Member of the Fijian Parliament for the Republic of Fiji
- Incumbent
- Assumed office 14 December 2022

Personal details
- Born: 22 April 1993 (age 33) Lautoka, Fiji
- Party: FijiFirst (2022–2024) Independent (2024–present)
- Alma mater: Natabua High School Jawaharlal Nehru Technological University

= Rinesh Sharma =

Fijian entrepreneur and politician

Rinesh Rajesh Sharma (born 22 April 1993) is a Fijian entrepreneur, politician and member of the Parliament of Fiji. He became an independent politician, following the deregistration of FijiFirst in 2024.

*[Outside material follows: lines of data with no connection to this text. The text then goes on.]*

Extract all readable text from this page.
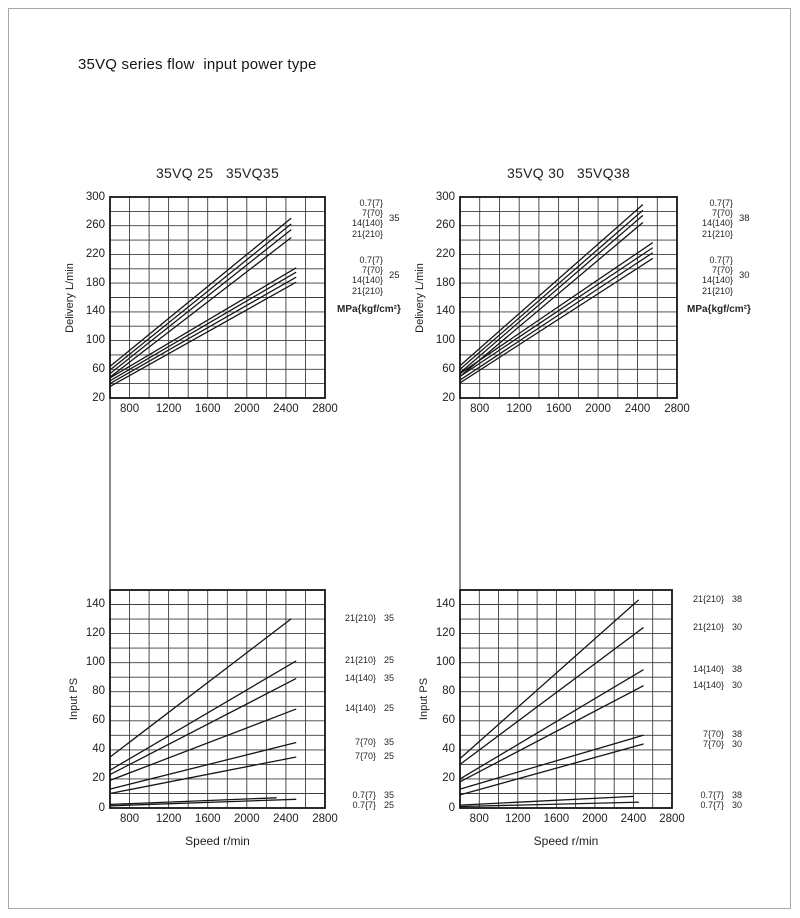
35VQ series flow  input power type
35VQ 25   35VQ35
300
260
220
180
140
100
60
20
800 1200 1600 2000 2400 2800
Delivery L/min
0.7{7}
7{70}
14{140}
21{210}
35
0.7{7}
7{70}
14{140}
21{210}
25
MPa{kgf/cm²}
35VQ 30   35VQ38
300
260
220
180
140
100
60
20
800 1200 1600 2000 2400 2800
Delivery L/min
0.7{7}
7{70}
14{140}
21{210}
38
0.7{7}
7{70}
14{140}
21{210}
30
MPa{kgf/cm²}
140
120
100
80
60
40
20
0
800 1200 1600 2000 2400 2800
Input PS
Speed r/min
21{210} 35
21{210} 25
14{140} 35
14{140} 25
7{70} 35
7{70} 25
0.7{7} 35
0.7{7} 25
140
120
100
80
60
40
20
0
800 1200 1600 2000 2400 2800
Input PS
Speed r/min
21{210} 38
21{210} 30
14{140} 38
14{140} 30
7{70} 38
7{70} 30
0.7{7} 38
0.7{7} 30
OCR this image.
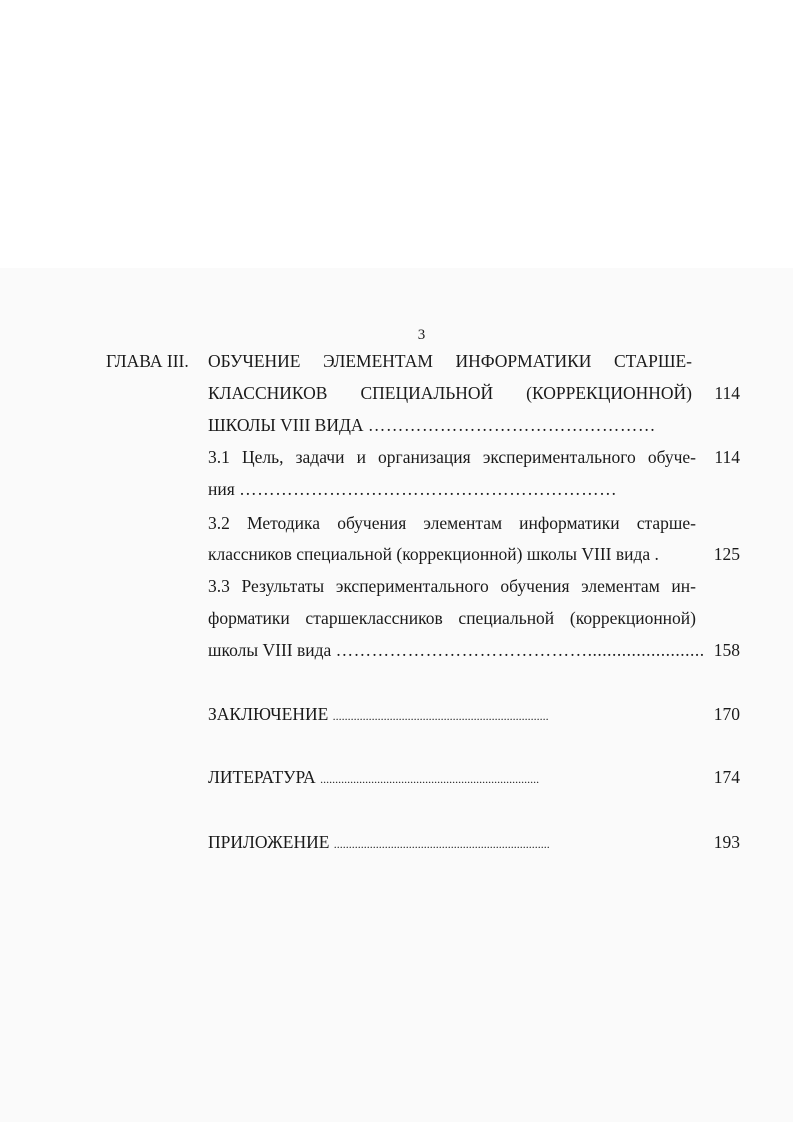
3
ГЛАВА III. ОБУЧЕНИЕ ЭЛЕМЕНТАМ ИНФОРМАТИКИ СТАРШЕ-
КЛАССНИКОВ СПЕЦИАЛЬНОЙ (КОРРЕКЦИОННОЙ)	114
ШКОЛЫ VIII ВИДА …………………………………………
3.1 Цель, задачи и организация экспериментального обуче-	114
ния ………………………………………………………
3.2 Методика обучения элементам информатики старше-
классников специальной (коррекционной) школы VIII вида .	125
3.3 Результаты экспериментального обучения элементам ин-
форматики старшеклассников специальной (коррекционной)
школы VIII вида ……………………………………........................ 158
ЗАКЛЮЧЕНИЕ ........................................................................	170
ЛИТЕРАТУРА .........................................................................	174
ПРИЛОЖЕНИЕ ........................................................................	193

== Early career and education ==
In 2018, Sharma graduated from Sri Venkateswara College of Engineering and Technology in India with a Bachelor of Computer Science and Engineering degree. He is originally from Lautoka. He then founded Smarts Fiji which specialises in hydroponics farming. That same year, he was able to secure a government-backed grant to begin automated hydroponics farms on a commercial scale in Fiji.

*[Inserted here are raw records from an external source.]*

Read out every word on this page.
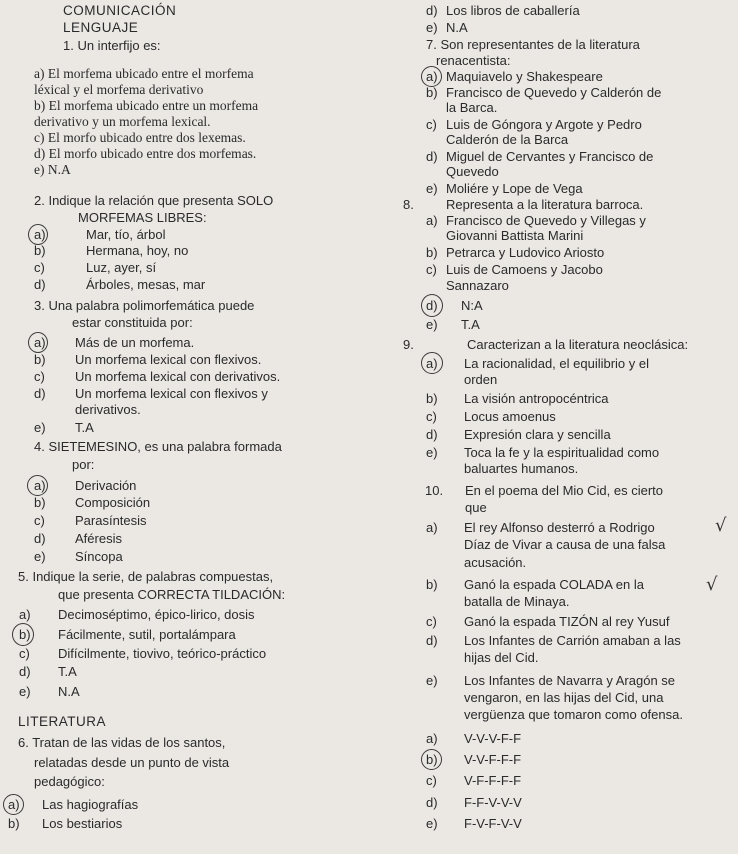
COMUNICACIÓN
LENGUAJE
1. Un interfijo es:
a) El morfema ubicado entre el morfema
léxical y el morfema derivativo
b) El morfema ubicado entre un morfema
derivativo y un morfema lexical.
c) El morfo ubicado entre dos lexemas.
d) El morfo ubicado entre dos morfemas.
e) N.A
2. Indique la relación que presenta SOLO
MORFEMAS LIBRES:
a)	Mar, tío, árbol
b)	Hermana, hoy, no
c)	Luz, ayer, sí
d)	Árboles, mesas, mar
3. Una palabra polimorfemática puede
estar constituida por:
a) Más de un morfema.
b) Un morfema lexical con flexivos.
c) Un morfema lexical con derivativos.
d) Un morfema lexical con flexivos y
derivativos.
e) T.A
4. SIETEMESINO, es una palabra formada
por:
a) Derivación
b) Composición
c) Parasíntesis
d) Aféresis
e) Síncopa
5. Indique la serie, de palabras compuestas,
que presenta CORRECTA TILDACIÓN:
a) Decimoséptimo, épico-lirico, dosis
b) Fácilmente, sutil, portalámpara
c) Difícilmente, tiovivo, teórico-práctico
d) T.A
e) N.A
LITERATURA
6. Tratan de las vidas de los santos,
relatadas desde un punto de vista
pedagógico:
a) Las hagiografías
b) Los bestiarios
d) Los libros de caballería
e) N.A
7. Son representantes de la literatura
renacentista:
a) Maquiavelo y Shakespeare
b) Francisco de Quevedo y Calderón de
la Barca.
c) Luis de Góngora y Argote y Pedro
Calderón de la Barca
d) Miguel de Cervantes y Francisco de
Quevedo
e) Moliére y Lope de Vega
8. Representa a la literatura barroca.
a) Francisco de Quevedo y Villegas y
Giovanni Battista Marini
b) Petrarca y Ludovico Ariosto
c) Luis de Camoens y Jacobo
Sannazaro
d) N:A
e) T.A
9.	Caracterizan a la literatura neoclásica:
a) La racionalidad, el equilibrio y el
orden
b) La visión antropocéntrica
c) Locus amoenus
d) Expresión clara y sencilla
e) Toca la fe y la espiritualidad como
baluartes humanos.
10. En el poema del Mio Cid, es cierto
que
a) El rey Alfonso desterró a Rodrigo
Díaz de Vivar a causa de una falsa
acusación.
b) Ganó la espada COLADA en la
batalla de Minaya.
c) Ganó la espada TIZÓN al rey Yusuf
d) Los Infantes de Carrión amaban a las
hijas del Cid.
e) Los Infantes de Navarra y Aragón se
vengaron, en las hijas del Cid, una
vergüenza que tomaron como ofensa.
a) V-V-V-F-F
b) V-V-F-F-F
c) V-F-F-F-F
d) F-F-V-V-V
e) F-V-F-V-V
√
√
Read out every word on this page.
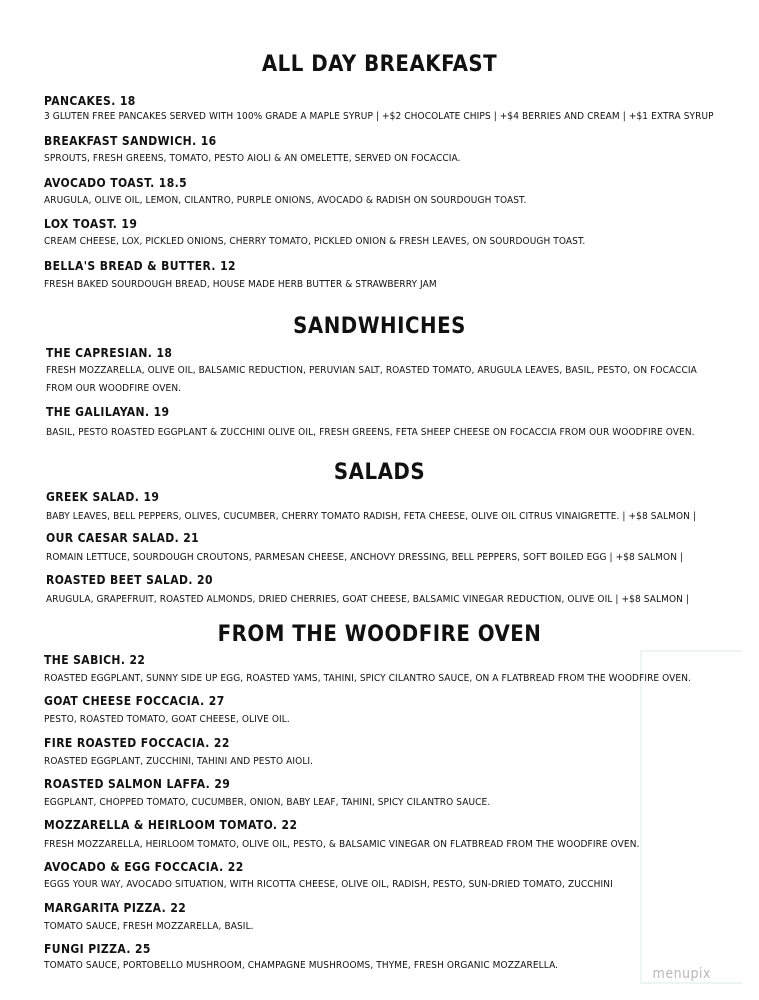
ALL DAY BREAKFAST
PANCAKES. 18
3 GLUTEN FREE PANCAKES SERVED WITH 100% GRADE A MAPLE SYRUP | +$2 CHOCOLATE CHIPS | +$4 BERRIES AND CREAM | +$1 EXTRA SYRUP
BREAKFAST SANDWICH. 16
SPROUTS, FRESH GREENS, TOMATO, PESTO AIOLI & AN OMELETTE, SERVED ON FOCACCIA.
AVOCADO TOAST. 18.5
ARUGULA, OLIVE OIL, LEMON, CILANTRO, PURPLE ONIONS, AVOCADO & RADISH ON SOURDOUGH TOAST.
LOX TOAST. 19
CREAM CHEESE, LOX, PICKLED ONIONS, CHERRY TOMATO, PICKLED ONION & FRESH LEAVES, ON SOURDOUGH TOAST.
BELLA'S BREAD & BUTTER. 12
FRESH BAKED SOURDOUGH BREAD, HOUSE MADE HERB BUTTER & STRAWBERRY JAM
SANDWHICHES
THE CAPRESIAN. 18
FRESH MOZZARELLA, OLIVE OIL, BALSAMIC REDUCTION, PERUVIAN SALT, ROASTED TOMATO, ARUGULA LEAVES, BASIL, PESTO, ON FOCACCIA FROM OUR WOODFIRE OVEN.
THE GALILAYAN. 19
BASIL, PESTO ROASTED EGGPLANT & ZUCCHINI OLIVE OIL, FRESH GREENS, FETA SHEEP CHEESE ON FOCACCIA FROM OUR WOODFIRE OVEN.
SALADS
GREEK SALAD. 19
BABY LEAVES, BELL PEPPERS, OLIVES, CUCUMBER, CHERRY TOMATO RADISH, FETA CHEESE, OLIVE OIL CITRUS VINAIGRETTE. | +$8 SALMON |
OUR CAESAR SALAD. 21
ROMAIN LETTUCE, SOURDOUGH CROUTONS, PARMESAN CHEESE, ANCHOVY DRESSING, BELL PEPPERS, SOFT BOILED EGG | +$8 SALMON |
ROASTED BEET SALAD. 20
ARUGULA, GRAPEFRUIT, ROASTED ALMONDS, DRIED CHERRIES, GOAT CHEESE, BALSAMIC VINEGAR REDUCTION, OLIVE OIL | +$8 SALMON |
FROM THE WOODFIRE OVEN
THE SABICH. 22
ROASTED EGGPLANT, SUNNY SIDE UP EGG, ROASTED YAMS, TAHINI, SPICY CILANTRO SAUCE, ON A FLATBREAD FROM THE WOODFIRE OVEN.
GOAT CHEESE FOCCACIA. 27
PESTO, ROASTED TOMATO, GOAT CHEESE, OLIVE OIL.
FIRE ROASTED FOCCACIA. 22
ROASTED EGGPLANT, ZUCCHINI, TAHINI AND PESTO AIOLI.
ROASTED SALMON LAFFA. 29
EGGPLANT, CHOPPED TOMATO, CUCUMBER, ONION, BABY LEAF, TAHINI, SPICY CILANTRO SAUCE.
MOZZARELLA & HEIRLOOM TOMATO. 22
FRESH MOZZARELLA, HEIRLOOM TOMATO, OLIVE OIL, PESTO, & BALSAMIC VINEGAR ON FLATBREAD FROM THE WOODFIRE OVEN.
AVOCADO & EGG FOCCACIA. 22
EGGS YOUR WAY, AVOCADO SITUATION, WITH RICOTTA CHEESE, OLIVE OIL, RADISH, PESTO, SUN-DRIED TOMATO, ZUCCHINI
MARGARITA PIZZA. 22
TOMATO SAUCE, FRESH MOZZARELLA, BASIL.
FUNGI PIZZA. 25
TOMATO SAUCE, PORTOBELLO MUSHROOM, CHAMPAGNE MUSHROOMS, THYME, FRESH ORGANIC MOZZARELLA.
menupix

In February 2020, Sharma was nominated for the 2020 Commonwealth Youth Awards. That same year, he received funding from the Bill & Melinda Gates Foundation to combat the impacts of the COVID-19 pandemic in Fiji.

== Political career ==
Sharma was one of the candidates announced by FijiFirst for the 2022 Fijian general election. He was elected to the Parliament of Fiji with 1,705 votes. At 29, he is the youngest to be serving as a member of parliament.